«Alles Gute, das Abbé Pierre getan hat, nicht auslöschen»

Der Vorwurf sexuellen Missbrauchs mehrerer Frauen hat das Bild des französischen «Held der Armen und Obdachlosen» Abbé Pierre verdunkelt. Jetzt ruft der Freiburger Domherr Claude Ducarroz dazu auf, das Werk des französischen Armenpriesters nicht darauf zu reduzieren.

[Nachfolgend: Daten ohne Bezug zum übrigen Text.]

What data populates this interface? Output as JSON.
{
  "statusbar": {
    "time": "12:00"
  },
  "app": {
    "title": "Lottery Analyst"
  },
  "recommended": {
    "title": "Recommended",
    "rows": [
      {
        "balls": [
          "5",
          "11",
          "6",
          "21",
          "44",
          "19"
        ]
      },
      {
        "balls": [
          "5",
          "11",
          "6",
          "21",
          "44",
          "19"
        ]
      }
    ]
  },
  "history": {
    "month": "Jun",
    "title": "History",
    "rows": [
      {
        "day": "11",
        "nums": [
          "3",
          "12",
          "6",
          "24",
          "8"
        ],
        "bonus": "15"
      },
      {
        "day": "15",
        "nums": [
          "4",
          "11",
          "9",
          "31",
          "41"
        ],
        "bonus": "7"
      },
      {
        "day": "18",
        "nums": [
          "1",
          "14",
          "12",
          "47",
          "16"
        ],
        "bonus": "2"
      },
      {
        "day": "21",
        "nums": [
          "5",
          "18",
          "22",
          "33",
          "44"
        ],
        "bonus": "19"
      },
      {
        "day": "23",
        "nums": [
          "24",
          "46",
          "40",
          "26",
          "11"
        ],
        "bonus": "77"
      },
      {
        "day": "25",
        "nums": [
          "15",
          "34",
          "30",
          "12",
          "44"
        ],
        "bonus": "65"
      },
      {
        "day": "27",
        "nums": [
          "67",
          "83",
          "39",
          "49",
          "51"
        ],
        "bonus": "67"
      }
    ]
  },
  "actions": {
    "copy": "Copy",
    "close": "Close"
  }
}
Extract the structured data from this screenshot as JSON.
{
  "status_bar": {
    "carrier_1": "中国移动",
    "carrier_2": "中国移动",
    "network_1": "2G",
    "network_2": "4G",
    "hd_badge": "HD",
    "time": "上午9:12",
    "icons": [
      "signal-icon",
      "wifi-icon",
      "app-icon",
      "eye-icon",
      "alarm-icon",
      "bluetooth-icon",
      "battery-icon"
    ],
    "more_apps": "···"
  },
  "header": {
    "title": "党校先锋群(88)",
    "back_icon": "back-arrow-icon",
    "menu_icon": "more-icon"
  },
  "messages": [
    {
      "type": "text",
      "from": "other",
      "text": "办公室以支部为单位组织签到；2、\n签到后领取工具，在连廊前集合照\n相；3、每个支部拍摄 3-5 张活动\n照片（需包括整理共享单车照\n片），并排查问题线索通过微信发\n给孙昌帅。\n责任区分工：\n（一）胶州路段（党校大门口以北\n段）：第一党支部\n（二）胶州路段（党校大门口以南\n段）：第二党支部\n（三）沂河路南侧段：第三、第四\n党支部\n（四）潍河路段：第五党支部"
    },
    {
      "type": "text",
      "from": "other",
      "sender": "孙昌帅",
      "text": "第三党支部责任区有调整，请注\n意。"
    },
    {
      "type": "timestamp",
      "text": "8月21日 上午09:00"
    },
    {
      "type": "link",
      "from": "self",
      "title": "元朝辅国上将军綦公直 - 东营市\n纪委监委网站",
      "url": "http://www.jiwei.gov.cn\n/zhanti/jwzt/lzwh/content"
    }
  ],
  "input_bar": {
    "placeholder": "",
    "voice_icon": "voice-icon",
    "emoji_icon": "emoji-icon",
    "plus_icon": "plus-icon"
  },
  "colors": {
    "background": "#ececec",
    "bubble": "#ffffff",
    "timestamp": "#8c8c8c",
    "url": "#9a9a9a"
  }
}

Claude Ducarroz war, wie viele Katholiken weltweit, «überrascht und traurig» über den Bericht der Emmaus-Bewegung, in dem sieben Frauen über Verhaltensweisen von Abbé Pierre berichteten, die zwischen Ende der 1970er Jahre und 2005 auf sexuelle Belästigung oder Aggressionen hinausliefen. Die Handlungen des 2007 verstorbenen Priesters reichten von nicht einvernehmlichen Berührungen der Brust bis hin zu erzwungenen Küssen, denen manchmal weitere Aufforderungen folgten.

Auch wenn die Handlungen von Abbé Pierre im Vergleich zu anderen Fällen nicht extrem schwerwiegend erscheinen, «wird die Schuld immer von den Gefühlen der Opfer bestimmt», stellt Claude Ducarroz fest. «Solche unangemessenen Gesten können sich sehr negativ auf die Menschen auswirken.»

Er erinnert daran, dass sie als Opfer anerkannt werden und jede notwendige Unterstützung erhalten müssen. «Die verschiedenen Skandale, von denen große Persönlichkeiten der Kirche betroffen waren, lehren uns auf jeden Fall, dass der Starrummel keine Garantie für Heiligkeit ist», so der Chanoine aus Freiburg.

«Man muss immer dem Guten, das in der Person liegt, Gerechtigkeit widerfahren lassen».

Der ehemalige Propst der Kathedrale von Freiburg hat sich im Laufe seines Lebens tiefgehende Gedanken über die Natur des Bösen gemacht. Als Jugendseelsorger in Freiburg verbrachte er 1978 unter anderem freiwillig zwei Monate im Gefängnis, um die Häftlinge und ihre Geschichte besser zu verstehen. Eine Erfahrung, die er in dem Buch Prisonnier volontaire (Freiwilliger Gefangener) geschildert hat.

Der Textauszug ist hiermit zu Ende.